35. O resultado ilícito é alcançado mediante um comportamento aparentemente lícito, conforme ao conteúdo de um direito subjetivo. O recurso ao instituto do abuso do direito permite ao intérprete ir além da aparência do comportamento isoladamente considerado, superando qualquer defesa fundada sobre o exercício do direito, para o inserir num contexto mais amplo, do qual resulta a sua concreta ilicitude. A consideração do conjunto de circunstâncias do caso concreto permite identificar a subsistência do abuso do direito.
36. Os Autores/Recorrentes, titulares da faculdade de lançar mão de uma escritura de justificação notarial, prevista e permitida pela ordem jurídica, exerceram essa faculdade, no caso concreto, fora do seu objetivo natural e da razão justificativa da sua consagração e ostensivamente contra o sentimento jurídico dominante. Recorde-se que o registo foi realizado já na pendência da causa, instaurada pelos próprios Autores/Recorrentes, com base numa escritura de justificação notarial, também ela celebrada na pendência da causa, sem conhecimento das Rés/Recorridas.
37. Além disso, os Autores/Recorrentes excederam manifestamente os limites impostos pela boa fé. A boa fé – que se pode dizer omnipresente no sistema jurídico - veicula os princípios e valores fundamentais do ordenamento jurídico, vocacionados para intervir no caso concreto.

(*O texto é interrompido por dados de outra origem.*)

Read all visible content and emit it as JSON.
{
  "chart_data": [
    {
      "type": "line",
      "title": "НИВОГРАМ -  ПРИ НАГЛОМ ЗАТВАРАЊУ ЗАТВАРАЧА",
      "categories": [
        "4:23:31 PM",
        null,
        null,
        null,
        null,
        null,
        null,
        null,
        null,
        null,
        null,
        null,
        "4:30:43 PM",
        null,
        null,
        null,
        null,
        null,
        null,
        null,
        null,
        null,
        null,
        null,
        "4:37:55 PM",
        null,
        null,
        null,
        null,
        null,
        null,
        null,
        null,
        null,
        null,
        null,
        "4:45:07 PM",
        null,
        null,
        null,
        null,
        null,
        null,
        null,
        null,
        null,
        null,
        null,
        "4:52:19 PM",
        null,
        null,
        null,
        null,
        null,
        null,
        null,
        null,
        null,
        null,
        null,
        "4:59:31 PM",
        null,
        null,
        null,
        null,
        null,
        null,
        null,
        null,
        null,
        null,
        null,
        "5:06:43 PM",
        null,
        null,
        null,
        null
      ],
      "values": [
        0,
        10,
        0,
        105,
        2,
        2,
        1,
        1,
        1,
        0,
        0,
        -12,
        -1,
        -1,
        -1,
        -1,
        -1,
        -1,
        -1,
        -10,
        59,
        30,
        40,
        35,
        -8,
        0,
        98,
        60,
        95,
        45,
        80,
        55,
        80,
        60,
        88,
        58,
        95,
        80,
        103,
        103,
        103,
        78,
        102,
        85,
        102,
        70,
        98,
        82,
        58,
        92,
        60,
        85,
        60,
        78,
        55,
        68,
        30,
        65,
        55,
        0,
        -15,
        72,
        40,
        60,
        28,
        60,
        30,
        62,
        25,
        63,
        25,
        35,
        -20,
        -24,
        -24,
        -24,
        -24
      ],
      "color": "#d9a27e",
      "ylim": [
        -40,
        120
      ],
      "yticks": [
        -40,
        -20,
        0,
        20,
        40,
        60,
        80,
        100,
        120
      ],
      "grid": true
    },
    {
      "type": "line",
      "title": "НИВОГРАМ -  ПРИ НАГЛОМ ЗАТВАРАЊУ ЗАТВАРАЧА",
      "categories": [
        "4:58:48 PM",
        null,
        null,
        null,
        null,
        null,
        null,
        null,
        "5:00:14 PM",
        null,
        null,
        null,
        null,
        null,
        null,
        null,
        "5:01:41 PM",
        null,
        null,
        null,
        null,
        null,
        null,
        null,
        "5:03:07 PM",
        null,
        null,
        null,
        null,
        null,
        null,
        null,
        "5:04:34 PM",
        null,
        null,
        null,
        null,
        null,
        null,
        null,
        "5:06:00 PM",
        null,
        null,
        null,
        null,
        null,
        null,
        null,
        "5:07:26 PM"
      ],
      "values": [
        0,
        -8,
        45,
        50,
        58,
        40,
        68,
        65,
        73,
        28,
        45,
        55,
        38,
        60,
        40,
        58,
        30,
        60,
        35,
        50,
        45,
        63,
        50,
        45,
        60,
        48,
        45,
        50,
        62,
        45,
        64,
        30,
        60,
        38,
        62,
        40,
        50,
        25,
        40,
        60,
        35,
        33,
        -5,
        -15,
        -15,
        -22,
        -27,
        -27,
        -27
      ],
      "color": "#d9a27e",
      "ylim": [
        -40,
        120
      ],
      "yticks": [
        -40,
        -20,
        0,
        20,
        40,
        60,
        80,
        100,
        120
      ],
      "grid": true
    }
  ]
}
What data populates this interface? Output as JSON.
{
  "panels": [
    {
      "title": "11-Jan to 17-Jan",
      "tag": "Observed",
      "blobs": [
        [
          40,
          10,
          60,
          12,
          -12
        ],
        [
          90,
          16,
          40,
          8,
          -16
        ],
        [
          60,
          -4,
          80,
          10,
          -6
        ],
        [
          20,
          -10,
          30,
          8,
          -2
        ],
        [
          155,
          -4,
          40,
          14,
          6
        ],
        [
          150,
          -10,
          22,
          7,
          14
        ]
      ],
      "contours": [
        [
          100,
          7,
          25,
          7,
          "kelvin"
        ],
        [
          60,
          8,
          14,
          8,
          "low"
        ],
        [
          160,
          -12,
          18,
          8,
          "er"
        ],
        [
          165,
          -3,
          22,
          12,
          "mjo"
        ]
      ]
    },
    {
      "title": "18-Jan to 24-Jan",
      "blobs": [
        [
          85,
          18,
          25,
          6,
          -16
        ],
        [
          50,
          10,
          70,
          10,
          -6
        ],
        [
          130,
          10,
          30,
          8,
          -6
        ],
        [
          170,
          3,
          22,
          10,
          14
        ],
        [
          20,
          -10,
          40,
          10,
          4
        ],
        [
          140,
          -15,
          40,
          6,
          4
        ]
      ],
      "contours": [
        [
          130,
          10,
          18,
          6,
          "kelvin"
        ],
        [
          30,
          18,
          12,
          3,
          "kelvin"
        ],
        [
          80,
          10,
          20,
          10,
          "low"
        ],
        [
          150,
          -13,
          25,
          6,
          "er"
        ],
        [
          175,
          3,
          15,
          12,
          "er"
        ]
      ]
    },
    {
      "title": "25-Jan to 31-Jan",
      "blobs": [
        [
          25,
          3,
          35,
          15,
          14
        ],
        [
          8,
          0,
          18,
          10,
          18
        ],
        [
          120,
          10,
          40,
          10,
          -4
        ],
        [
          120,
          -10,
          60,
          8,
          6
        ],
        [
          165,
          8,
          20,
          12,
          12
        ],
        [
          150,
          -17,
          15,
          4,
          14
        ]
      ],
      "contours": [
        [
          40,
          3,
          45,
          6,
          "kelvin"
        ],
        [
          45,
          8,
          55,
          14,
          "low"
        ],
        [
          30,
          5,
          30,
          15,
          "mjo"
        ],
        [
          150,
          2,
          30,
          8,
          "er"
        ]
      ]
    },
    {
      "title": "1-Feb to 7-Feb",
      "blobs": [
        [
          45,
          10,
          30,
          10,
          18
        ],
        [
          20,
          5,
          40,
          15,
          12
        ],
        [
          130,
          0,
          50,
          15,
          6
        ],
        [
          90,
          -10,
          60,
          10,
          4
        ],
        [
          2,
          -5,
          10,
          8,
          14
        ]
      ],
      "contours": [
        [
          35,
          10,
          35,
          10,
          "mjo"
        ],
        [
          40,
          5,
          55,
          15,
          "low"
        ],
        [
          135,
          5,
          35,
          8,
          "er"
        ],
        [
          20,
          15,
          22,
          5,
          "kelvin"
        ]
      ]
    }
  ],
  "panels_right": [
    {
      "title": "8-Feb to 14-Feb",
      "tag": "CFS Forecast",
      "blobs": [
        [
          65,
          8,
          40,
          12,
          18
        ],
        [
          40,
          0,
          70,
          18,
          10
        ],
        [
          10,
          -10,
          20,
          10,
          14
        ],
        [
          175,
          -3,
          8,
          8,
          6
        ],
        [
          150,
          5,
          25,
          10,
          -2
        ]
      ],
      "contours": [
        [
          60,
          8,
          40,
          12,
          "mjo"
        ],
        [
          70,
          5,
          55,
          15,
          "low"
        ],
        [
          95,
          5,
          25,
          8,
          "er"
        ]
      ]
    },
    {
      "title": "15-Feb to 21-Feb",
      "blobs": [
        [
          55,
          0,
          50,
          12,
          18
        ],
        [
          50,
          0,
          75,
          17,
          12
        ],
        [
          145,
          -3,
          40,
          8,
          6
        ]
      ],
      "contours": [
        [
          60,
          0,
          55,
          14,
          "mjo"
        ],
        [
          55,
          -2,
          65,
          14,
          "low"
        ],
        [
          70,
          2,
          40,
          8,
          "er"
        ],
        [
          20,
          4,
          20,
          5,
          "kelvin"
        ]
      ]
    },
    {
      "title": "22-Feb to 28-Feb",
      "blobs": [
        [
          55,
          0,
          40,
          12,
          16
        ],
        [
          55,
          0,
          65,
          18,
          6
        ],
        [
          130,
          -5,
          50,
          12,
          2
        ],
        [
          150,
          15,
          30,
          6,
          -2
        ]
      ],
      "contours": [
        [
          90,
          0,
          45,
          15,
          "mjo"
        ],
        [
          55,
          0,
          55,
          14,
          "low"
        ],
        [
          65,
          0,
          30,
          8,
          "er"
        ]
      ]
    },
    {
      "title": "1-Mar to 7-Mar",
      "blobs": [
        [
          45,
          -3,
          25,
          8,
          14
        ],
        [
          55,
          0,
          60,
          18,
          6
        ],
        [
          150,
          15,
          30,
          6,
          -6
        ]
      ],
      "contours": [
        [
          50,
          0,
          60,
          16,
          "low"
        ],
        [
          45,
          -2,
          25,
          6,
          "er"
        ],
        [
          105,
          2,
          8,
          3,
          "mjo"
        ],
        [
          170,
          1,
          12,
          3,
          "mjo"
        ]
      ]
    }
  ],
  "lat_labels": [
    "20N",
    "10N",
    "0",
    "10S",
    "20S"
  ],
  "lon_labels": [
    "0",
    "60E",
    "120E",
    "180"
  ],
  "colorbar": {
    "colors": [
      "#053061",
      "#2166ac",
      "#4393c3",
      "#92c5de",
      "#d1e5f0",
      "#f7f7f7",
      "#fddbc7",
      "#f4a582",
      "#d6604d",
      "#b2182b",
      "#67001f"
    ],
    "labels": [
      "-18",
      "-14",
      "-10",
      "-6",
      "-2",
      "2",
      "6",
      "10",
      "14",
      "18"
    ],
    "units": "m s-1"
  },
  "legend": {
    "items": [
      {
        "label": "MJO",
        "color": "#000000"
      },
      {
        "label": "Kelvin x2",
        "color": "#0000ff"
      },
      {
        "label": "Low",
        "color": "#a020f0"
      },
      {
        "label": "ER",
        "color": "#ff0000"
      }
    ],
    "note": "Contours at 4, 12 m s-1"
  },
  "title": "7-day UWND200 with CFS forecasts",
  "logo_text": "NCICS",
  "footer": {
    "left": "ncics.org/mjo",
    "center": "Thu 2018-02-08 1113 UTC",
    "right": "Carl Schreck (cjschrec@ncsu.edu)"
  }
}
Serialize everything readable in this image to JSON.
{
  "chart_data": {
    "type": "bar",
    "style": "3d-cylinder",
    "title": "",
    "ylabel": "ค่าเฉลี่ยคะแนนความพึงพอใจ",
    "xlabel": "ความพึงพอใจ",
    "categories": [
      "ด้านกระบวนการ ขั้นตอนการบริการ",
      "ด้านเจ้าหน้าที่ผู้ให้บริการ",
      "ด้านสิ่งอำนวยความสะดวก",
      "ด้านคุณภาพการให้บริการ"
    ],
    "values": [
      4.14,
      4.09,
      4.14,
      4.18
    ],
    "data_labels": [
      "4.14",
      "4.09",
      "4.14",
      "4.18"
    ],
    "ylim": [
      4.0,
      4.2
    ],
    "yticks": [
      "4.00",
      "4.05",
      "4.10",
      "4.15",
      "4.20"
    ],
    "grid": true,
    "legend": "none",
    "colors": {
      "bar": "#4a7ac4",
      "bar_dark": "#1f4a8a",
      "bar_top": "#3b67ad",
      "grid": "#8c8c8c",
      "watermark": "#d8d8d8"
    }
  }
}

38. A boa fé objetiva impõe um padrão de conduta leal nas relações entre os sujeitos.
39. Permite obter soluções conformes ao sistema onde, como no caso do art. 334.º do CC (consagração normativa da boa fé objetiva): abuso do direito por contrariedade à boa fé.
40. À luz do instituto do abuso do direito, deve também ficar impedido o exercício da faculdade, por parte dos Autores/Recorrentes, de se fazer prevalecer da escritura de justificação notarial e da presunção da titularidade do direito decorrente do registo.
41. Por último, a presunção registral, segundo a jurisprudência dominante, não abrange os elementos de identificação constantes da descrição do prédio (art. 79.º, n.º 1, do CRPred).
IV – Decisão
Pelo exposto, nega-se a revista, confirmando-se o acórdão recorrido.
Custas pelos Recorrentes.
Lisboa, 19 de maio de 2020
Maria João Vaz Tomé (Relatora)
António Magalhaes
Jorge Dias
Este acórdão obteve o voto de conformidade dos Excelentíssimos Senhores Conselheiros Adjuntos António Magalhães e Fernando Dias, a quem o respetivo projeto já havia sido apresentado, e que não o assinam por, em virtude das atuais circunstâncias de pandemia de covid-19, provocada pelo coronavírus Sars-Cov-2, não se encontrarem presentes (art. 15.º-A do DL n.º 10-A/2020, de 13 de março, que lhe foi aditado pelo DL n.º 20/2020, de 1 de maio).